In 1989, Bob Haas and Jean-Pierre Perrin made the decision to buy the property that is now home to a biodynamic vineyard and growing operation hosting French vines that few had made thrive outside the southern French wine region.
On May 3, the Tablas Creek Vineyard in rural west Paso Robles threw a party to mark three decades of progress since the founding, with members of the Haas family still involved in daily operations and Jean-Pierre Perrin visiting for the week. Around 350 of their friends and neighbors were also invited.
Bob Haas passed away in 2018, shortly before what would have been his 91st birthday, but his son Jason Haas who’s taken over proprietorship noted just how much had changed in the days since his father and business partners took the risk to find an American home for the Rhône varietals.
With 200-some wineries now in Paso Robles, there were only 17 in the late 1980s and their Vineyard Drive destination tasting room only had two neighbors.

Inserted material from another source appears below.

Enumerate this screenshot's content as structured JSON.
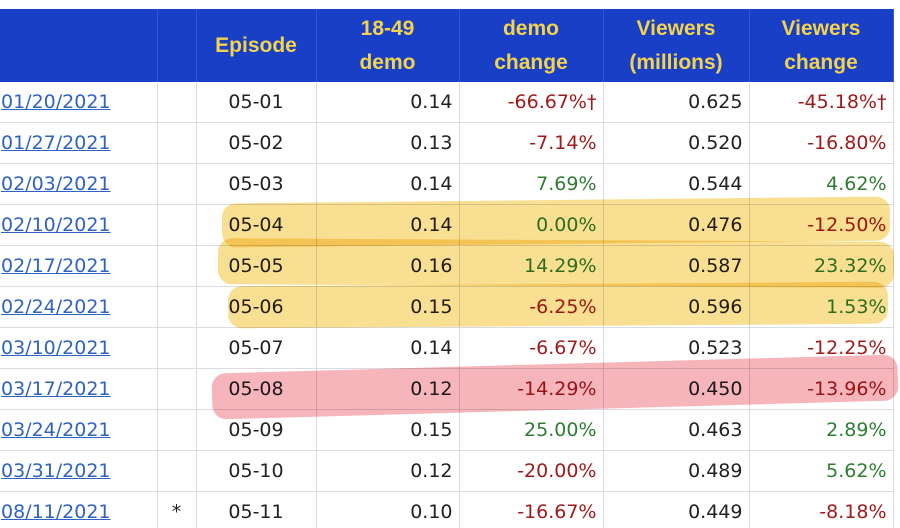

“Dad was a wine importer first,” Jason explained, noting the longstanding relationship with the Perrins and the decision to create a local source for the products led them to innovate in the hot and dry climate, adopting techniques that other vintners turn to as a guide, “These were already the most drought-tolerant grapes from France, so dry farming, placing the vines further apart to really make use of the soil, that’s all key and only becomes more important over time.”
In the days before the party, Jean-Pierre Perrin went straight to spend time in the blending lab with Tablas winemaker Neil Collins — that is, as soon as he’d recovered from the rigors of international travel.
“Balancing the powerful character with finesse,” is key he said, adding that there was nothing particularly French about his tastes or style but, “it is my tastes. A winemaker has to pay attention to their own palate...to create for others.”
They may be celebrating 30 years, but their search for a unique location to start what turned into Tablas Creek started with visits some 42 years ago, he said. Once they’d made the decision to take the time waiting for grapes to pass quarantine, they searched for the right planting site, “Everywhere from Sierra Nevada to Texas.”
While the climate here wasn’t an exact match for the Rhône, limestone was, if not the decider, “in my opinion a very important factor for the wines,” Perrin added.
Since establishing the kind of winery and vineyard they wanted the cultural importance and unique contributions of Tablas to the area also become apparent.
Jason Haas pointed out family friends and owners of the Paso Terra Seafood restaurant, André and Cristina Averseng.
Aside from affection for the Haas family and the four particular Tablas Creek vintages they maintain at the restaurant, Cristina Averseng credited the vineyard for their moving to Paso Robles several years ago, “for André I think it was instant that it was finding a slice of home,” she said.
Chef André added, “It’s the vegetation, the soil here, the rosemary, and olives. I’m just lucky my wife wanted to be here, too.”
Barbara Haas, who now splits her time between Vermont and California’s Central Coast reminisced that the charm now so apparent on a visit wasn’t obvious to customers of the label at first, “It was actually a hard sell at first because we didn’t fit into the slots people built [in their minds], we spent a lot of time explaining our French connection.”
Even inside the U.S. she said, people assumed Napa when they heard California.
“Looking back now it was a fabulous adventure, like we grabbed a tiger by the tail,” and while she’s happy about the success of their wines, “now days when I come out here I think most about our stewardship of this land. That makes me proud.”